The first lecture noted that there does exist other possible sources of seasonal predictability beyond the coupling of the ocean and the atmosphere. We here pause to review the ones that are currently considered most likely to add to the predictability currently being achieved with SST-based methods. The reader should not be led into a sense of over optimism that these sources will dramatically increase the accuracy of seasonal predictions, but they may in some regions have a noticeable contribution to make.

a) Land surface state. Research has demonstrated that the state of the land surface at the start of a season can impact the evolution of the climate of the coming season. In particular, the soil moisture content has been shown to be important in semi-arid regions. One of the difficulties in quantifying how important the effect is, relates to the difficulty in making reliable observations of soil moisture distributions. Another candidate is snow cover.

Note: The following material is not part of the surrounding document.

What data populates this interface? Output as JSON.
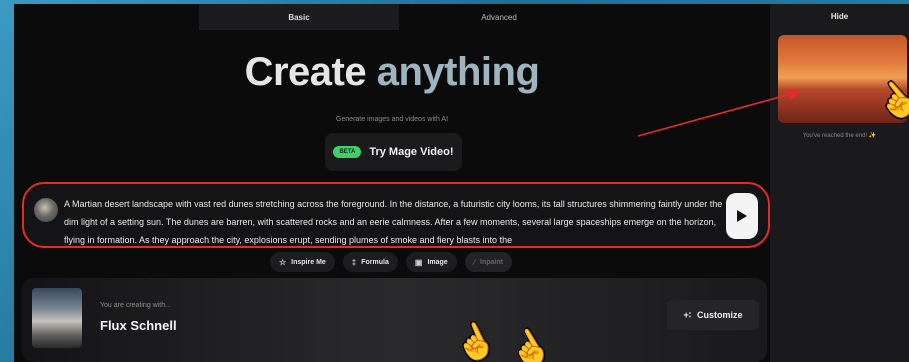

For example, the winter snow pack of the Himalayas has been proposed to impact the evolution of the subsequent Indian summer monsoon.

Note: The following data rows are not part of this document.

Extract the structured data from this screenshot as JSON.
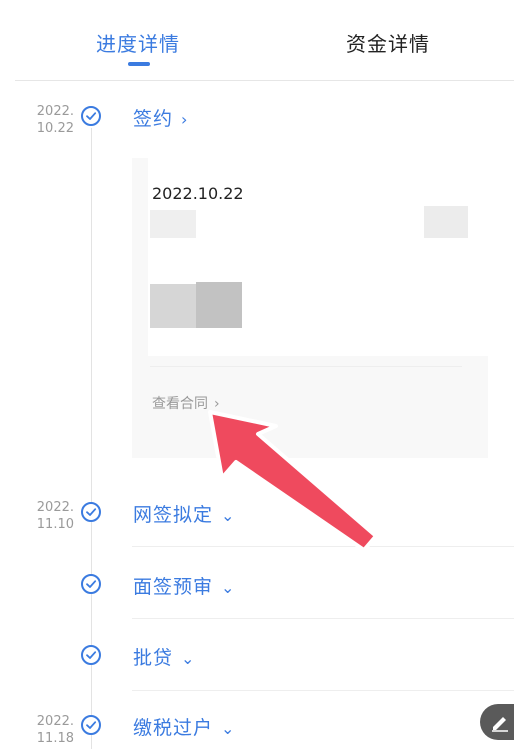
{
  "tabs": [
    {
      "label": "进度详情",
      "active": true
    },
    {
      "label": "资金详情",
      "active": false
    }
  ],
  "colors": {
    "accent": "#3b7be0",
    "arrow": "#ef4a5e"
  },
  "steps": [
    {
      "date_year": "2022.",
      "date_md": "10.22",
      "label": "签约",
      "chevron": "right-chevron-icon"
    },
    {
      "date_year": "2022.",
      "date_md": "11.10",
      "label": "网签拟定",
      "chevron": "down-chevron-icon"
    },
    {
      "date_year": "",
      "date_md": "",
      "label": "面签预审",
      "chevron": "down-chevron-icon"
    },
    {
      "date_year": "",
      "date_md": "",
      "label": "批贷",
      "chevron": "down-chevron-icon"
    },
    {
      "date_year": "2022.",
      "date_md": "11.18",
      "label": "缴税过户",
      "chevron": "down-chevron-icon"
    }
  ],
  "signing_card": {
    "date": "2022.10.22",
    "view_contract": "查看合同"
  }
}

b) We mentioned in Part 1 that there is an effective lid on approximately the lowest 10km of the atmosphere, where most of the processes that impact our weather develop. The atmosphere below the "lid" is called the troposphere and the next zone above the lid is called the stratosphere. It is known that there are periods of strong anomalous winds in the stratosphere, especially varying in a quasi-regular two year cycle, know as the stratospheric quasibiennial oscillation (QBO). It is possible that these stratospheric wind anomalies can impact developments in the lowest 10km of the atmosphere (the troposphere). If they do, then this can further contribute to our ability to anticipate seasonal climate variations, because the QBO is sufficiently regular to be projected quite accurately on seasonal to interannual timescales. At this stage, evidence for the impact of the QBO on the seasonal climate in the troposphere is mainly empirical. One of the difficulties in establishing the relationship empirically is that there are possible sources of climate variation within the coupled ocean-atmosphere system on similar timescales, and these variation could statistically appear to be associated with the QBO, even without a real physical mechanism linking them. Ideally, we would like to see evidence using GCMs, modelling the impact of the stratospheric wind variations on tropospheric seasonal climate, analogous to modeling the impact of the SST variations on the seasonal climate (Part 2). Research is underway, but it is a difficult task to model the effect.

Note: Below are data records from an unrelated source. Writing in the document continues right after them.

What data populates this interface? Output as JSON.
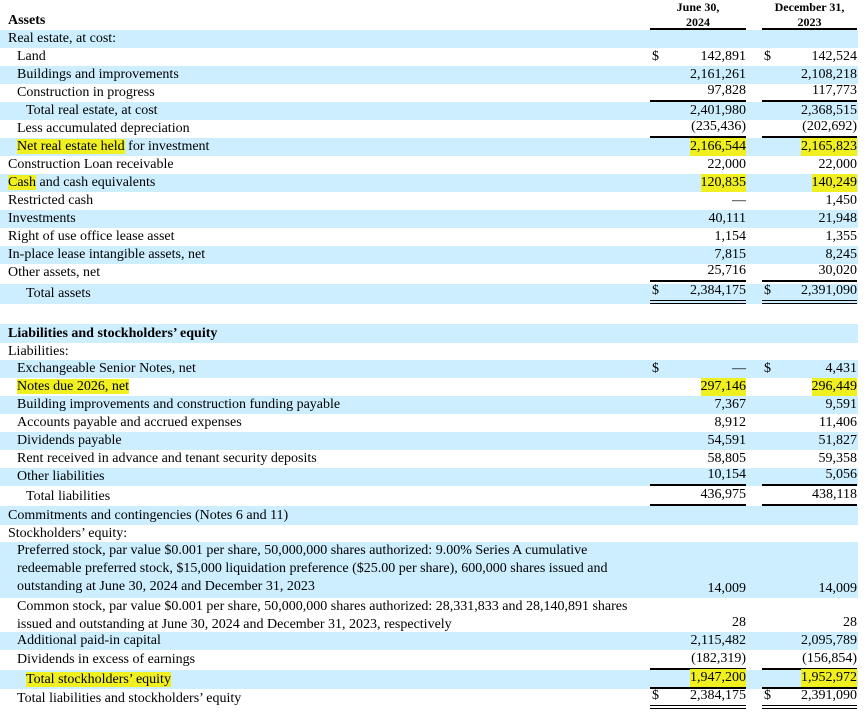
{
  "header": {
    "col1": [
      "June 30,",
      "2024"
    ],
    "col2": [
      "December 31,",
      "2023"
    ]
  },
  "rows": [
    {
      "label": "Assets",
      "c1": "",
      "c2": ""
    },
    {
      "label": "Real estate, at cost:",
      "c1": "",
      "c2": ""
    },
    {
      "label": "Land",
      "c1": "142,891",
      "c2": "142,524",
      "d1": "$",
      "d2": "$"
    },
    {
      "label": "Buildings and improvements",
      "c1": "2,161,261",
      "c2": "2,108,218"
    },
    {
      "label": "Construction in progress",
      "c1": "97,828",
      "c2": "117,773"
    },
    {
      "label": "Total real estate, at cost",
      "c1": "2,401,980",
      "c2": "2,368,515"
    },
    {
      "label": "Less accumulated depreciation",
      "c1": "(235,436)",
      "c2": "(202,692)"
    },
    {
      "label": "Net real estate held for investment",
      "c1": "2,166,544",
      "c2": "2,165,823"
    },
    {
      "label": "Construction Loan receivable",
      "c1": "22,000",
      "c2": "22,000"
    },
    {
      "label": "Cash and cash equivalents",
      "c1": "120,835",
      "c2": "140,249"
    },
    {
      "label": "Restricted cash",
      "c1": "—",
      "c2": "1,450"
    },
    {
      "label": "Investments",
      "c1": "40,111",
      "c2": "21,948"
    },
    {
      "label": "Right of use office lease asset",
      "c1": "1,154",
      "c2": "1,355"
    },
    {
      "label": "In-place lease intangible assets, net",
      "c1": "7,815",
      "c2": "8,245"
    },
    {
      "label": "Other assets, net",
      "c1": "25,716",
      "c2": "30,020"
    },
    {
      "label": "Total assets",
      "c1": "2,384,175",
      "c2": "2,391,090",
      "d1": "$",
      "d2": "$"
    },
    {
      "label": "",
      "c1": "",
      "c2": ""
    },
    {
      "label": "Liabilities and stockholders’ equity",
      "c1": "",
      "c2": ""
    },
    {
      "label": "Liabilities:",
      "c1": "",
      "c2": ""
    },
    {
      "label": "Exchangeable Senior Notes, net",
      "c1": "—",
      "c2": "4,431",
      "d1": "$",
      "d2": "$"
    },
    {
      "label": "Notes due 2026, net",
      "c1": "297,146",
      "c2": "296,449"
    },
    {
      "label": "Building improvements and construction funding payable",
      "c1": "7,367",
      "c2": "9,591"
    },
    {
      "label": "Accounts payable and accrued expenses",
      "c1": "8,912",
      "c2": "11,406"
    },
    {
      "label": "Dividends payable",
      "c1": "54,591",
      "c2": "51,827"
    },
    {
      "label": "Rent received in advance and tenant security deposits",
      "c1": "58,805",
      "c2": "59,358"
    },
    {
      "label": "Other liabilities",
      "c1": "10,154",
      "c2": "5,056"
    },
    {
      "label": "Total liabilities",
      "c1": "436,975",
      "c2": "438,118"
    },
    {
      "label": "Commitments and contingencies (Notes 6 and 11)",
      "c1": "",
      "c2": ""
    },
    {
      "label": "Stockholders’ equity:",
      "c1": "",
      "c2": ""
    },
    {
      "label": "Preferred stock, par value $0.001 per share, 50,000,000 shares authorized: 9.00% Series A cumulative redeemable preferred stock, $15,000 liquidation preference ($25.00 per share), 600,000 shares issued and outstanding at June 30, 2024 and December 31, 2023",
      "c1": "14,009",
      "c2": "14,009"
    },
    {
      "label": "Common stock, par value $0.001 per share, 50,000,000 shares authorized: 28,331,833 and 28,140,891 shares issued and outstanding at June 30, 2024 and December 31, 2023, respectively",
      "c1": "28",
      "c2": "28"
    },
    {
      "label": "Additional paid-in capital",
      "c1": "2,115,482",
      "c2": "2,095,789"
    },
    {
      "label": "Dividends in excess of earnings",
      "c1": "(182,319)",
      "c2": "(156,854)"
    },
    {
      "label": "Total stockholders’ equity",
      "c1": "1,947,200",
      "c2": "1,952,972"
    },
    {
      "label": "Total liabilities and stockholders’ equity",
      "c1": "2,384,175",
      "c2": "2,391,090",
      "d1": "$",
      "d2": "$"
    }
  ],
  "colors": {
    "band": "#cceeff",
    "highlight": "#f0f020"
  }
}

c) Within the troposphere itself, it has been proposed that the large scale structures of the initial atmospheric state can have some bearing on the future seasonal evolution of the atmosphere. It is not proposed that the precise location of a storm today can bring predictability to the coming seasonal climate anomaly (the deterministic influence of this a weather event on the atmosphere's evolution is indeed typically considered to be limited toin the next 10-14 days). Rather, it is considered that large-scale atmospheric structures such as the strength and broad location of jet streams and monsoon flows may have a modest influence on the evolution of the coming climate. Evidence using GCMs has so far not been found definitively.

d) Atmospheric Composition. Part 1 noted that changes in atmospheric composition can act as a forcing on climate and bring predictability to the system, if the forcing can be anticipated. The most widely discussed is the changes in greenhouse gas composition that have occurred and continue to occur due to human activity, bringing a degree of predictability to the climate system over long timescales (e.g. the average globale temperature expected for 2050-2100).For seasonal prediction, in some regions of the world, anticipated atmospheric pollution during the coming season may come to be an important additional factor in the climate to expect in the coming season. In this context, recent work on the Asian Brown Cloud may be an example.

The above factors (a-d) are being actively researched and may in the future contribute additional predictability to the widely used operational systems employed today. It should be noted that some forecast systems, especially statistical methods, already attempt to include these factors, such as the QBO. However, it is generally considered that the most reliable skill of current operational seasonal forecast systems is almost wholly rooted in the coupling of the slowly varying ocean with the atmosphere.